Kerry Group HQ in Naas, Co Kildare. The company has been on a major acquisition drive to keep up with shifting consumers trends.

Kerry Group HQ in Naas, Co Kildare. The company has been on a major acquisition drive to keep up with shifting consumers trends.

 

Kerry has reported volume growth and margin expansion across its range of food businesses while reaffirming its full-year earnings guidance.

In trading statement for the nine months to the end of September, the Irish food and nutrition company, whose brands include include Charleville, Denny and Cheesestrings, said revenue increased by 10 per cent, reflecting business volume growth of 3.1 per cent and a pricing decrease of 0.1 per cent.

This also included an acquisition contribution of 4.7 per cent and a favourable translation currency impact of 2.3 per cent, it said.

It also reported volume growth of 3.9 per cent in its taste and nutrition division driven by meat, snacks and beverage end-use markets, but said its margins were partially offset by investments for growth and Brexit risk management costs.

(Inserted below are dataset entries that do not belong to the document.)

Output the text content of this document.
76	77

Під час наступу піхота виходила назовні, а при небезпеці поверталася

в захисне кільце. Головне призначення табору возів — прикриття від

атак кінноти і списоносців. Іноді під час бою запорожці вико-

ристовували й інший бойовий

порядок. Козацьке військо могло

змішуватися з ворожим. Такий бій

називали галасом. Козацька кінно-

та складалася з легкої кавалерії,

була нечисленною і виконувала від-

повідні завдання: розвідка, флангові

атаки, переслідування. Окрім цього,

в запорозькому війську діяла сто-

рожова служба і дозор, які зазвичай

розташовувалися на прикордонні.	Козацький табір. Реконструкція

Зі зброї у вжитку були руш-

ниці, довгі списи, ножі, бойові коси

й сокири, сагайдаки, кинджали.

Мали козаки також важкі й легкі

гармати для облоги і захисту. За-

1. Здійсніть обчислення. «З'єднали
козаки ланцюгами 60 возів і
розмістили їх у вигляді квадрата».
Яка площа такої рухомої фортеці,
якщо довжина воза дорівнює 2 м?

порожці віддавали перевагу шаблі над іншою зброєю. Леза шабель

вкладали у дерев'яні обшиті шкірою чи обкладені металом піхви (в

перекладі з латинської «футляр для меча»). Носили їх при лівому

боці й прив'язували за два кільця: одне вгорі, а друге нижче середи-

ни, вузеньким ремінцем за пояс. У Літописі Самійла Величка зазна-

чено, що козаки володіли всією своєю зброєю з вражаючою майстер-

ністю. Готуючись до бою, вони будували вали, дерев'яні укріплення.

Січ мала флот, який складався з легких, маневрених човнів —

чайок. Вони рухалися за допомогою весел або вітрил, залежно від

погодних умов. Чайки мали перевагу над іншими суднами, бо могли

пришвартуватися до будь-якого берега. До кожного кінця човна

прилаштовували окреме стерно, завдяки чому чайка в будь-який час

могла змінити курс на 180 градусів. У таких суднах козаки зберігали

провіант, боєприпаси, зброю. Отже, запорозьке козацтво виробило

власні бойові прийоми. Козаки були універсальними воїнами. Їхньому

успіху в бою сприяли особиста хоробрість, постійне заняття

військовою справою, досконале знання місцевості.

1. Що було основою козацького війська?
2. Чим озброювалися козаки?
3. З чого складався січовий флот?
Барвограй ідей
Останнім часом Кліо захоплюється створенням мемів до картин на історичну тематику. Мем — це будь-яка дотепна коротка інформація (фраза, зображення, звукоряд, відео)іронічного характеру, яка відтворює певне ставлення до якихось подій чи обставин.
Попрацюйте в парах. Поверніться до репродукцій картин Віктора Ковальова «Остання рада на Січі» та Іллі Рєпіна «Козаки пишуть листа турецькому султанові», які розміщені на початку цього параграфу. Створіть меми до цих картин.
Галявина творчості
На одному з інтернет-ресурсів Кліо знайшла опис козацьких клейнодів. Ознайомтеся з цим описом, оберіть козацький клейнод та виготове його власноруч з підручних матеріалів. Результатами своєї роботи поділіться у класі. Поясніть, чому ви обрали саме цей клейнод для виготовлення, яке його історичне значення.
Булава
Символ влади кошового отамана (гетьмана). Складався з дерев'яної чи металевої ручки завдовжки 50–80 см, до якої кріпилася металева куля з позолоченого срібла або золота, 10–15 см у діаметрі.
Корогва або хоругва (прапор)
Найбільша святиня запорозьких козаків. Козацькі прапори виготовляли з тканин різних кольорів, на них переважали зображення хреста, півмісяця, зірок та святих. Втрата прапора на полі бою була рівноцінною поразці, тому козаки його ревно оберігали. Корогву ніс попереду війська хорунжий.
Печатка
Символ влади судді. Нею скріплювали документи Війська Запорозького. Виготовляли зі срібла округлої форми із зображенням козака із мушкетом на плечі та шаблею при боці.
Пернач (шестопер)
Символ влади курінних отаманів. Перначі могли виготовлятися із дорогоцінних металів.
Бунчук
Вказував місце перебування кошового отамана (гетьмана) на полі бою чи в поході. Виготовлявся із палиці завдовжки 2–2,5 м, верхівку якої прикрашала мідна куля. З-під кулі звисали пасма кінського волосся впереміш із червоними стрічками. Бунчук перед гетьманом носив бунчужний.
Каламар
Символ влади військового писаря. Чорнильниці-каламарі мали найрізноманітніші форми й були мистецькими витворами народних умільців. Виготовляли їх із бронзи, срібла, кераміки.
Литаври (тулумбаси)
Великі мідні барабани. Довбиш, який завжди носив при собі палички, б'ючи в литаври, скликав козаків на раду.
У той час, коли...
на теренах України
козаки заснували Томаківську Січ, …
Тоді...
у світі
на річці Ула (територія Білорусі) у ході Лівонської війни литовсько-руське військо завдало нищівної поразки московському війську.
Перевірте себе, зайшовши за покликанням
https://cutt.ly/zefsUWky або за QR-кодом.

The company has been on a major acquisition drive to keep up with shifting consumers trends.

Subdued marketplace

In its consumer foods division, it said volume growth was muted (-0.7 per cent), reflective of a subdued marketplace and the impact of the previously reported loss of a ready meals contract.

“We are pleased with our performance to date in the period, with volume growth ahead of our markets combined with margin expansion,” chief executive Edmond Scanlon said.

“We enjoyed strong growth in developing markets, as we further deploy our technology and continue our strategic footprint expansion.

“We continued to make strategic acquisitions, and good progress has been made on the integration of acquisitions completed over the last 12 months which are performing well,” he said.

The company reaffirmed its full-year guidance of adjusted earnings per share growth of 7 per cent to 9 per cent on a constant currency basis.